Motion and Means, on land and sea at war
With old poetic feeling, not for this,
Shall ye, by Poets even, be judged amiss!
Nor shall your presence, howsoe’er it mar
The loveliness of Nature, prove a bar
To the Mind’s gaining that prophetic sense
Of future change, that point of vision, whence
May be discovered what in soul ye are.
In spite of all that beauty may disown
In your harsh features, Nature doth embrace
Her lawful offspring in Man’s art; and Time,
Pleased with your triumphs o’er his brother Space,
Accepts from your bold hands the proffered crown
Of hope, and smiles on you with cheer sublime.

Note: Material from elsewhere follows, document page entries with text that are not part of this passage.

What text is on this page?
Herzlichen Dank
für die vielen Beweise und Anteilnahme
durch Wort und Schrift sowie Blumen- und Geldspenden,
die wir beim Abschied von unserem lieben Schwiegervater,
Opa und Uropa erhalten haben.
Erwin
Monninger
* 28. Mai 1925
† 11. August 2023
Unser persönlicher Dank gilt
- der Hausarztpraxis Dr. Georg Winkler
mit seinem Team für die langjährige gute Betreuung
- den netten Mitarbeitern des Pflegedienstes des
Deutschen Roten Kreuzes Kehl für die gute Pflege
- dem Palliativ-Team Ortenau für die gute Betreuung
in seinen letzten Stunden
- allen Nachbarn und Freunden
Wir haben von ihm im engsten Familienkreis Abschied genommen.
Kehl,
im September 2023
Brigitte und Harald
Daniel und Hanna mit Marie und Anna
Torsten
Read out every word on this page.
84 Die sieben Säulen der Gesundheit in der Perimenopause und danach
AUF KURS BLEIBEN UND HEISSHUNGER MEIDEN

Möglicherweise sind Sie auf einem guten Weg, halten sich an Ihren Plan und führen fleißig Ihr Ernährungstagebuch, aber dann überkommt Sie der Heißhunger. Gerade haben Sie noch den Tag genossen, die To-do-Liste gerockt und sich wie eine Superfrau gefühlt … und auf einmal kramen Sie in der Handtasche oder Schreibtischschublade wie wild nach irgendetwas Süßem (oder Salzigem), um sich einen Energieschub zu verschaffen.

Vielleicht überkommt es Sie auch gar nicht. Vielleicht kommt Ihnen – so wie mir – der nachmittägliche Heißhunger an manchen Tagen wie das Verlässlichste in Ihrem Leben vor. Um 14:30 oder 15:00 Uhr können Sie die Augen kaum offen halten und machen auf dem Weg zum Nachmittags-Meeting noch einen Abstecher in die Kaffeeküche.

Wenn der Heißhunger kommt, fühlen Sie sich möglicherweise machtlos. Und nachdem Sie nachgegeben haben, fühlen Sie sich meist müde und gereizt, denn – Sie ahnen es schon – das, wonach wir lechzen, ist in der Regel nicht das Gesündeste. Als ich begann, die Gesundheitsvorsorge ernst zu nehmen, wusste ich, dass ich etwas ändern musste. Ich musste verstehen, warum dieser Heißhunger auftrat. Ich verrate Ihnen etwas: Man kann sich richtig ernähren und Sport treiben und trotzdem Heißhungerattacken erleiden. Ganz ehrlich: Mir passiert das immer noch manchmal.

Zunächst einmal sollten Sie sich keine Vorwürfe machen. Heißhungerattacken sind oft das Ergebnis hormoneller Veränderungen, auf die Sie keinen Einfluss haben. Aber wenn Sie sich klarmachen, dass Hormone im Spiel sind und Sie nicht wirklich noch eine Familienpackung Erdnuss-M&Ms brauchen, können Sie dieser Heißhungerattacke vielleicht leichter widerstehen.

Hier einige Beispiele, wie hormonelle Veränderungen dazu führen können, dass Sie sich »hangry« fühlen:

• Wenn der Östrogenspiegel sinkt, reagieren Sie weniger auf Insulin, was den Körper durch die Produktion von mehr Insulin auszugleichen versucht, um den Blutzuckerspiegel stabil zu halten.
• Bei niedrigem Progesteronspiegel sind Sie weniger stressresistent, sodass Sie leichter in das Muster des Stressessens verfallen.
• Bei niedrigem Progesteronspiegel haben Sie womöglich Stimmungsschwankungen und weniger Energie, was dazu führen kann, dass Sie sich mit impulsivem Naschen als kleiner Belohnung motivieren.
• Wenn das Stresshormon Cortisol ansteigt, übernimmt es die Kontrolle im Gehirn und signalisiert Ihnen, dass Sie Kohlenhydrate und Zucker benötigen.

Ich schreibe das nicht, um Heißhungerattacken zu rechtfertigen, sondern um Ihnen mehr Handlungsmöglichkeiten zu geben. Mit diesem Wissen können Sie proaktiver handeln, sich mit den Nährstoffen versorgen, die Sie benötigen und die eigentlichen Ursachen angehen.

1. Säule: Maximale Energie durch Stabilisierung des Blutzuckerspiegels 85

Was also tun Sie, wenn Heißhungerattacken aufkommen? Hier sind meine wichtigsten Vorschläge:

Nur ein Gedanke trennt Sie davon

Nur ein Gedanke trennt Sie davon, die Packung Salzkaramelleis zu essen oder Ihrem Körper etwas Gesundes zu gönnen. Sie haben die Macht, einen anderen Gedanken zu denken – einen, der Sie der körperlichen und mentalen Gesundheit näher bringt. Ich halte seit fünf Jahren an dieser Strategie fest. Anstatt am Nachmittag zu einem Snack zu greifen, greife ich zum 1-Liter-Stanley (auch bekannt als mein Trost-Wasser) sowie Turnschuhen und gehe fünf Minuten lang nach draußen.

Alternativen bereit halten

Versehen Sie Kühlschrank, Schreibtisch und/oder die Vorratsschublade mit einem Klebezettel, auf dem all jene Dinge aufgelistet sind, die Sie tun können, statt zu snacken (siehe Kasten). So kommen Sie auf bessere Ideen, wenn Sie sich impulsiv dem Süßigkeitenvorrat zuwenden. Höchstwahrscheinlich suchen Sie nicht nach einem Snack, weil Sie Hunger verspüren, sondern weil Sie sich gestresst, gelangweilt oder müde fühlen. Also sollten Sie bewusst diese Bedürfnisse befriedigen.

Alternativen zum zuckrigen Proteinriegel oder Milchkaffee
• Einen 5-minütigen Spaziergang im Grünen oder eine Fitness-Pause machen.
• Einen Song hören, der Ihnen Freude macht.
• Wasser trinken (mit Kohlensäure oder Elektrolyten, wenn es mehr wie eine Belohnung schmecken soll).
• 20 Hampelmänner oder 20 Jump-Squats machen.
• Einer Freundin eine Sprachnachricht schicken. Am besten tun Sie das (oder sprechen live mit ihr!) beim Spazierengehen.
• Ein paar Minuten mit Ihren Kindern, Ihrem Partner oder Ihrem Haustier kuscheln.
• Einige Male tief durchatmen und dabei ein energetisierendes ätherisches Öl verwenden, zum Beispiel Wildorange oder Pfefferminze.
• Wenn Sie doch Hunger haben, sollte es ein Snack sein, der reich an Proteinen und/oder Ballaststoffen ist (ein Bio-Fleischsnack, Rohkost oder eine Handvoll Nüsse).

As I was flipping through the pages to get to “The 1805 Prelude”, I stumbled across “Steamboats, Viaducts, and Railways”, which in my opinion is an odd name for a poem. So of course I read it. “Steamboats, Viaducts, and Railways” concerns society’s rapid embrace of industrialization and technology, and the ways that modernization lays opposite to traditional Romantic ideals. Wordsworth begins the poem by conveying the scaring of the natural landscape, the scars that humans have left behind. In this poem, “Nature” is symbolically feminine while technology is a masculine force. Thus, Nature’s feminine and maternal force is no match for the masculine force of industrialism; Nature embraces industrialism’s “harsh features. In a way, I find this poem interesting in relation to Wordsworth’s other works, especially “The 1805 Prelude: Book First” because of the way it portrays human’s interactions with nature. In a lot of the poems we’ve red from Wordsworth, most recently books 1 and 2 of “The 1805 Prelude”, we’ve read about Wordsworth’s escapes into Nature. Him using it to escape the humdrum of city life and return to his child hood. But what about nature’s escape from us? Nature has no means of escaping what we force it to endure. So we as humans, admire its beauty, while simultaneously destroying it with our “steamboats, viaducts, and railways”. So in a way, I found it ironic that Wordsworth writes about escaping into Nature, while Nature has no means of escaping us. Wordsworth’s poem “Steamboats, Viaducts, and Railways” shows a different side of nature while also painting a bleaker picture of what Nature is becoming, rather than that of tales of stolen rowboats and night skies. 

One thought on “Steamboats, Viaducts, and Railways by Wordsworth”

  1. This is such an interesting poem in comparison to the others we have read by Wordsworth! Many of his pieces feature a narrator who is concerned with the relationship between humans and nature, so this piece fits in very well with his collection. However, it is ironic to me that the narrator in “Nutting” takes part in this destruction that many other narrators in Wordsworth’s pieces frown upon. Even though the narrator comes to realize his destruction towards the end of the poem, it’s still interesting how his narrators tend to focus on human nature and Mother Nature intertwining.